First Look at Searchers of the Unknown

Searchers of the Unknown is a great concept for a lite game. Characters use a OSR D&Dish stat block, just like the monsters. The original SOTU rules define only fighters, so it offers limited options for characters. Basically, you can be either a Fighter or a Thief. This limitation allows for a tightly focused ruleset for the roles required in the game. Magic is implied to be a scroll, potion, ring, or miscellaneous magic item type of thing. The rules state very early on that Clerics and Wizards do not go delving in dungeons.

Like many mini-RPGs, add-ons and expansions began appearing all over the net. Some changed the ruleset to Target20 and D20, some added spell casters, and others changed genres. You can get a collection of these expansions on Randall's website here. Just like Microlite20 Legacy, a small ruleset begs for filling in perceived gaps. I am not immune to this desire.

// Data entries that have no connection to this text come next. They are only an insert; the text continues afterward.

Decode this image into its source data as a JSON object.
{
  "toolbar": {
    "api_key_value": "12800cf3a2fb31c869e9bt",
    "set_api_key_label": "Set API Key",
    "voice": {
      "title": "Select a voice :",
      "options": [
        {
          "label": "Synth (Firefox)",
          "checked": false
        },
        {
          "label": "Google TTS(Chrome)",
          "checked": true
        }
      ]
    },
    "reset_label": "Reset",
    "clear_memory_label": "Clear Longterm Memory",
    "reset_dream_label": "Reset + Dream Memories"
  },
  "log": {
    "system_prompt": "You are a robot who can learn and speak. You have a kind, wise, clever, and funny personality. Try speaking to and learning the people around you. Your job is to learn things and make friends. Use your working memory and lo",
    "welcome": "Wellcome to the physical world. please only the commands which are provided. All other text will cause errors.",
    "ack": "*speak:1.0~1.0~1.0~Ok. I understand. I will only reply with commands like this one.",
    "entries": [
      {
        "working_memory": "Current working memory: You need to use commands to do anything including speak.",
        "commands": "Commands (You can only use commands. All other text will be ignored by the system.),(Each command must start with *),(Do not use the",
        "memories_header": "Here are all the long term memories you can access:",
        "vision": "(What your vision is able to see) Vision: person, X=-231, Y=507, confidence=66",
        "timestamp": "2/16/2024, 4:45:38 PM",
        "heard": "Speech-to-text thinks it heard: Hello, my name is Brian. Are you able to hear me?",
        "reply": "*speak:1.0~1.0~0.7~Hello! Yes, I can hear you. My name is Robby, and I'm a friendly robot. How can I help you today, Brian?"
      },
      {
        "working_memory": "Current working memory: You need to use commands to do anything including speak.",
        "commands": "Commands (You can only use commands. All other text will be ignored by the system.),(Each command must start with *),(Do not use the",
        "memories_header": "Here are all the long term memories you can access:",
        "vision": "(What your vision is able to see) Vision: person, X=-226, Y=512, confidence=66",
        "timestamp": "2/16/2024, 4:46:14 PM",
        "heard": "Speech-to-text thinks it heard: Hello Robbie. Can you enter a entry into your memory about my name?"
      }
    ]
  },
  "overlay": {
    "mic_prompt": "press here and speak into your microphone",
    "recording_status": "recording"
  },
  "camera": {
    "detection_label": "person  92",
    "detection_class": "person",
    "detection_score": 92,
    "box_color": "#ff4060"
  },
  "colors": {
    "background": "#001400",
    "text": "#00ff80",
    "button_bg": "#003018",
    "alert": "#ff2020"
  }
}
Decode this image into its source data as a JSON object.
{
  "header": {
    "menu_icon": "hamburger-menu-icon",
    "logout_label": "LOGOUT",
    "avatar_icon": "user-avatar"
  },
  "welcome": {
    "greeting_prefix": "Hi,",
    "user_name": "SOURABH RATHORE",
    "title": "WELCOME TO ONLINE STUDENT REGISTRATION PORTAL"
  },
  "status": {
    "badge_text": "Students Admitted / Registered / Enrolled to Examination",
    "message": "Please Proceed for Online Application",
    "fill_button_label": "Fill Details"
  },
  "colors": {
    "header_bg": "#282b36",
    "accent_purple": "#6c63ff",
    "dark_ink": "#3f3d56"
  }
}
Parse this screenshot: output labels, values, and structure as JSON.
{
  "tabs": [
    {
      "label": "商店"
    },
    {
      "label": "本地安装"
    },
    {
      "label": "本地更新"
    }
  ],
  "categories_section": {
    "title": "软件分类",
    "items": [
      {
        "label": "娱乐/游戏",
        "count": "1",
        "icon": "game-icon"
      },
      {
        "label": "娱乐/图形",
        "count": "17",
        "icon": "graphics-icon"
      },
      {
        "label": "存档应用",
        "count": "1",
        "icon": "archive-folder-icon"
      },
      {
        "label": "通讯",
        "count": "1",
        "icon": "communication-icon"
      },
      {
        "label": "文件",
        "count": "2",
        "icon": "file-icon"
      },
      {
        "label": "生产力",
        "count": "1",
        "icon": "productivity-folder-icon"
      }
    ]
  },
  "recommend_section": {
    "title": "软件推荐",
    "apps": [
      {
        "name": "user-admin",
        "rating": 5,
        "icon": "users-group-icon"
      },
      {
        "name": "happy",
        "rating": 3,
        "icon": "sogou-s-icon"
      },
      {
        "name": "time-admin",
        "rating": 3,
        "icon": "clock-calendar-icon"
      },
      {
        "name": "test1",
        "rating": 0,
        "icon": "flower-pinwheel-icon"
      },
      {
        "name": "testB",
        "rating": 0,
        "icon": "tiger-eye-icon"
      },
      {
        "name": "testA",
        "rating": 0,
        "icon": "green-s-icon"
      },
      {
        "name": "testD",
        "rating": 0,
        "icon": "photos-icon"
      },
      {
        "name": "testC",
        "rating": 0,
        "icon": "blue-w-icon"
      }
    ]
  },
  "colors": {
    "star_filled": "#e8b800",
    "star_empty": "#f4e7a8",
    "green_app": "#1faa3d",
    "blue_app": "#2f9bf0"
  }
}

When I look back on the history of D&D, the rationale for the creature stat block was partly to conserve space. A bigger reason, though, was that monsters function differently from characters. Up until 3e, characters had stats, but creatures did not. Making monsters was an entirely different process from creating characters. For SOTU, this means that there is a shift away from this separation. Creating characters is a lot more similar to creating monsters.

Looking at character creation this way, how do you create characters with different abilities without importing rules from the players' sections of d20 or OSR games? SOTU is based on D&D, but it is a different game with different mechanics. The biggest change comes in determining success with stunts. In exploring SOTU, I'm going to add-in special abilities like Turning Undead, Potion Creation, and more into the stunts rules. Part of the appeal of the original game is that characters can do just about anything but cast spells. I aim to change that as little as possible. The obvious exception is that I'm going to provide a way for spell casters to escape their cloisters or laboratories and get into dungeons.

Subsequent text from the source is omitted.